What to expect on arrival
The facility has changing rooms, showers, and lockers. You are expected to shower before entering the water, as with all geothermal bathing in Iceland. This is enforced here. Swimsuit rental and towel hire are available for those who did not pack their own.
The pool itself is accessed via a short walk from the changing area. The bottom is smooth and the depth is manageable throughout most of the basin. There are areas to stand, areas to sit on submerged ledges, and areas deep enough to float. The mineral content of the water can affect hair texture and some swimming gear, particularly anything with metallic components or light colours. Silver jewellery will tarnish. This is worth knowing in advance.
There is a small café and bar at the facility for warm drinks and light food. The silica mud available at the pool edge is popular for face applications and follows the same logic as what you find at the Blue Lagoon: the fine mineral particles are supposed to benefit the skin. Whether you take that seriously or not is up to you, but the practice is harmless.
Plan for around two hours at the baths. That accounts for changing, the soak itself, a warm drink, and changing back out. Some people stay longer. If you are visiting in winter and timing it for the northern lights, you will likely want the flexibility of an open-ended evening.
When to go
The baths are open year-round. Each season has a genuine case to make.
Summer brings long daylight and mild air temperatures, making the steam less dramatic but the overall experience more comfortable. The surrounding landscape is green and the lake is active with birdlife. Crowds are at their highest, though still manageable compared to the south.
Winter is cold, which changes the bathing experience considerably. Steam rises in dense columns. The air temperature can drop far below freezing. Getting out of the water briefly to walk to a different part of the pool becomes an event in itself. If the aurora is active, which in the Mývatn region it often is on clear nights during the dark months, the combination of soaking in warm water while watching the lights overhead is one of the more singular experiences northern Iceland provides. Check the aurora forecast and cloud cover separately, since clear skies are the primary variable and cannot be predicted far in advance.

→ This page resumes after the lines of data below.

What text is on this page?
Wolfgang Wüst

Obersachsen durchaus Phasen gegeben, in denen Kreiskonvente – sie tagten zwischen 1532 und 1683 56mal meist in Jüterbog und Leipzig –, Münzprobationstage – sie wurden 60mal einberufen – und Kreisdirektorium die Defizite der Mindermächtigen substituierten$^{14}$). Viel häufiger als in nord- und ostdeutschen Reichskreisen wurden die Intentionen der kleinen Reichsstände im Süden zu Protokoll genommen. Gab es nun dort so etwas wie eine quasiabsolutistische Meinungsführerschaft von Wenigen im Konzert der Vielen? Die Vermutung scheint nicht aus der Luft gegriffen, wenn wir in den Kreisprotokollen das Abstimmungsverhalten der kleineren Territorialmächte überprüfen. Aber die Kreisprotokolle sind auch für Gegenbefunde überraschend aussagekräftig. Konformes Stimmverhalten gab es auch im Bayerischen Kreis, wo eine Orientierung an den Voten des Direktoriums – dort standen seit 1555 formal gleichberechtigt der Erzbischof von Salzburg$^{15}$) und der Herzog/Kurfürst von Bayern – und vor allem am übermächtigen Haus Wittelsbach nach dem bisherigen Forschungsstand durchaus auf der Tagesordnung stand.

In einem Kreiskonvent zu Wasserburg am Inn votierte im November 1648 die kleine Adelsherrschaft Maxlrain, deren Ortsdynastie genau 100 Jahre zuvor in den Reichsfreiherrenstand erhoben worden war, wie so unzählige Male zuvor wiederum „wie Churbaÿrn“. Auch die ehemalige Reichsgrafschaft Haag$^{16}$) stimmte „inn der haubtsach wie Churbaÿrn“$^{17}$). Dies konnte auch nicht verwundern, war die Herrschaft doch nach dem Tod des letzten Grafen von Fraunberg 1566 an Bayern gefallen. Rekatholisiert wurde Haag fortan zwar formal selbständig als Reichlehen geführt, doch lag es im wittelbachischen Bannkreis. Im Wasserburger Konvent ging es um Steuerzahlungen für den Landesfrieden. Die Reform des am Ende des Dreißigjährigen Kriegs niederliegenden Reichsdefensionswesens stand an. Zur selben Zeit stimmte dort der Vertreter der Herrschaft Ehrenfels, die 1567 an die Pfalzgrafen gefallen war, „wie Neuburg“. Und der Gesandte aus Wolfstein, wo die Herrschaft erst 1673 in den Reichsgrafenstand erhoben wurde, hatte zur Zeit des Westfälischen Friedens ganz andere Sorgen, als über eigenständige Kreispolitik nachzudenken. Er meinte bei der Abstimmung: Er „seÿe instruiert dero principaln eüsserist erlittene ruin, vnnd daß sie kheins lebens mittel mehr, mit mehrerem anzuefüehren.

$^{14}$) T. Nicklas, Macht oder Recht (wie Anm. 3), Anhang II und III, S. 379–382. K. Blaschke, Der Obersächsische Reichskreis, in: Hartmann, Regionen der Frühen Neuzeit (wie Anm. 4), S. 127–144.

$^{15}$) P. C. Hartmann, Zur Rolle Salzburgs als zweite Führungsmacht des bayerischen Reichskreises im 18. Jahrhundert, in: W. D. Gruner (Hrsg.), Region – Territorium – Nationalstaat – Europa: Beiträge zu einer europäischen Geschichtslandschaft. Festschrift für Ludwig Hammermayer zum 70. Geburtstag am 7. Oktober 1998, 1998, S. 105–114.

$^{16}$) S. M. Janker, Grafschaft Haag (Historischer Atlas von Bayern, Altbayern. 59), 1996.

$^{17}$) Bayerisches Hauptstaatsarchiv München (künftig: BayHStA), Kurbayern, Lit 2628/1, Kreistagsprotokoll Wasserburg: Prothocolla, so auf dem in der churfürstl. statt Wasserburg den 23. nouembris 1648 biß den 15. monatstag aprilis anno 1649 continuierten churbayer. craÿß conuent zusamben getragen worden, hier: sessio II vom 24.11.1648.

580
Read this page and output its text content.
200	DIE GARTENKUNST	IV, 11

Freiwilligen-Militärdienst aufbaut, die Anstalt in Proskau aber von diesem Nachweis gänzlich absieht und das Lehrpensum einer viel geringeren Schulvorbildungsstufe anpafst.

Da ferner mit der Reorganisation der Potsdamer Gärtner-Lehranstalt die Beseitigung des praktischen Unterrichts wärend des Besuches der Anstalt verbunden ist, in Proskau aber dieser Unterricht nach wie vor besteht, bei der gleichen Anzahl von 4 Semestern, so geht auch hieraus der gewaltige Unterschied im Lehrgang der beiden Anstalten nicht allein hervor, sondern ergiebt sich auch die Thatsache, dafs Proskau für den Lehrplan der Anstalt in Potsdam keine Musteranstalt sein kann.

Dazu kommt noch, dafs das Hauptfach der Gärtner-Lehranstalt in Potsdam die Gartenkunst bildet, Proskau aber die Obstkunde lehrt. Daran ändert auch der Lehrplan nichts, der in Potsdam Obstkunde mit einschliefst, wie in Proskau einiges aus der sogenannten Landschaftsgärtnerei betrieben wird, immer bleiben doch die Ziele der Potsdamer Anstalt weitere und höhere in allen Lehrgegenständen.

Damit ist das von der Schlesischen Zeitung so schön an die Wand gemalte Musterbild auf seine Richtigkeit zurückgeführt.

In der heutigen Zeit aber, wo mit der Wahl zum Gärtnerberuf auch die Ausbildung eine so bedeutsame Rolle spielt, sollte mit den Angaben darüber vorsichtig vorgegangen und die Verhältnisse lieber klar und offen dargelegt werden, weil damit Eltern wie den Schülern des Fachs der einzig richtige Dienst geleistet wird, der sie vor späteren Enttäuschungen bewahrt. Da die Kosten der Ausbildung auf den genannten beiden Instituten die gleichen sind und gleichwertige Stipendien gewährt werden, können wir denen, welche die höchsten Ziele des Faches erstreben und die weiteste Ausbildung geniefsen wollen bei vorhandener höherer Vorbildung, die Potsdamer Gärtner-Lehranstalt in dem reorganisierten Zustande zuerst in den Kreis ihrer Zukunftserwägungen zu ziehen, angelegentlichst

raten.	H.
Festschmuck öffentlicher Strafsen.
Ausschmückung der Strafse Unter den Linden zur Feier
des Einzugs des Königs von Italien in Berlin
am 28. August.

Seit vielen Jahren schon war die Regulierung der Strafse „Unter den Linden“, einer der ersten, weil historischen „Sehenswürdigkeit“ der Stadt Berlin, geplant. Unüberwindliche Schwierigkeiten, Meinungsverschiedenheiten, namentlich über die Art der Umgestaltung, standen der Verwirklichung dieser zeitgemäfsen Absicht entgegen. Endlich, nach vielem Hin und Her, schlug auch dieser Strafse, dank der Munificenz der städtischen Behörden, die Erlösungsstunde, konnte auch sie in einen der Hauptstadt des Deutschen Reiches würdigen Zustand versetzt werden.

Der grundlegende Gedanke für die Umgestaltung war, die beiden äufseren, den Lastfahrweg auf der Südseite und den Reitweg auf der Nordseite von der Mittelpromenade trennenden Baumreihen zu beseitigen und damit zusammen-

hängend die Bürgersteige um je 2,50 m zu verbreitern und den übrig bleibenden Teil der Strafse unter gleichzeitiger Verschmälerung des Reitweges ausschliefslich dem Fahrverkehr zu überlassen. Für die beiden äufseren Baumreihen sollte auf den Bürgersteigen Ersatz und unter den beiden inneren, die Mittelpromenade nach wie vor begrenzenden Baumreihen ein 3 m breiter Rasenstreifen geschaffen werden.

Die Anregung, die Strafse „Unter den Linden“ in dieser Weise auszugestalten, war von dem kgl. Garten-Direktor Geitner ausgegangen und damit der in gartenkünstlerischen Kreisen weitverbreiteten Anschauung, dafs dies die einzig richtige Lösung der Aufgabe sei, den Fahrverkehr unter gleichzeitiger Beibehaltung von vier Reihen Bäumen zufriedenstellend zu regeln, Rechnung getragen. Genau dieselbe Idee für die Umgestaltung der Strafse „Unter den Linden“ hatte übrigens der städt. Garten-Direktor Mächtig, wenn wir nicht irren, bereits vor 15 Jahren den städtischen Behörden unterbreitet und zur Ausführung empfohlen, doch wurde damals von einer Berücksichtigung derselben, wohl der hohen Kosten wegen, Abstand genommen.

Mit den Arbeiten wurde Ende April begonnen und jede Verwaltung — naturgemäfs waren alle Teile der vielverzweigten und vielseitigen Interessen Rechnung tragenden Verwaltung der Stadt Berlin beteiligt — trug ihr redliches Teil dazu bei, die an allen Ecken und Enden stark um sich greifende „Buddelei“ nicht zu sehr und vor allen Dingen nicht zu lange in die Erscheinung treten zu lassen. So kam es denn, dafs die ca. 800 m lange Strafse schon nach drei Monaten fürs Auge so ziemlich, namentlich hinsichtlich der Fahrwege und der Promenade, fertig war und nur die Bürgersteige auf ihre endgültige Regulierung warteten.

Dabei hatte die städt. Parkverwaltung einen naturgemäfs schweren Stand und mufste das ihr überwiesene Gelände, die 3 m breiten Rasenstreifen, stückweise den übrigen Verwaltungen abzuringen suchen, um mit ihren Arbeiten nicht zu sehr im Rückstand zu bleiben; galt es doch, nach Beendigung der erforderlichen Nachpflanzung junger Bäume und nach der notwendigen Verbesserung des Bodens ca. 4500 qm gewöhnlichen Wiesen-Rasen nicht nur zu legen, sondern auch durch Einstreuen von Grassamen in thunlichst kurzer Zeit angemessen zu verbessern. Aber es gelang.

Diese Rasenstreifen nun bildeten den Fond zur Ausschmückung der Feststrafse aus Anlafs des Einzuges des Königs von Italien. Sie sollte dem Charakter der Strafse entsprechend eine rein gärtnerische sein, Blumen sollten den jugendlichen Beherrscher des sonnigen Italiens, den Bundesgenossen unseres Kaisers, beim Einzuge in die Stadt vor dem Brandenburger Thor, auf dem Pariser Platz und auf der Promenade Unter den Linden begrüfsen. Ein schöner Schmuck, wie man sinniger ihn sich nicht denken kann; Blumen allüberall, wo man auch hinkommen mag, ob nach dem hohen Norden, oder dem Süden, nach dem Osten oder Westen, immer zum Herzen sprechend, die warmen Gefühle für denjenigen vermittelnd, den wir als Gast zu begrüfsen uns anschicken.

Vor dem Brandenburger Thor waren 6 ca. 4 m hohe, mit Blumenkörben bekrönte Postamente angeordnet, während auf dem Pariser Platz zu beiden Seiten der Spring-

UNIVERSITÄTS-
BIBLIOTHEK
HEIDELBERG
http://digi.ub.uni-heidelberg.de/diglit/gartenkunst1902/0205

Spring and autumn offer a middle ground: fewer visitors than summer, milder conditions than winter, and good light for photography in the late afternoon.
Tips and responsible-visitor notes
A few practical points worth noting before you go:
- The water is alkaline, not acidic. It feels different from sulphurous hot springs and does not have the sharp eggy smell associated with places like Námaskarð nearby.
- Bring a waterproof bag or dry bag for your phone if you want to take photos from the pool edge. The humid, mineral-heavy air is hard on electronics.
- Book ahead during peak summer weeks. The baths limit capacity, and arriving without a reservation during a busy period may mean a wait or a turned-away visit.
- The road between Reykjahlíð and the baths is short, but in winter it can close or become hazardous. Check road conditions at road.is before driving in the dark months.
- Respect the no-glass rule in and around the pool area. This is standard at geothermal bathing facilities across Iceland.
The Mývatn Nature Baths will not suit everyone. The admission price is significant, the facility is not elaborate, and the water is chemically unusual in ways that some people find off-putting. But the setting is specific to this part of Iceland in a way that is hard to replicate, and on a clear evening with the lake visible below and the steam rising into cold air, it earns its place on the itinerary.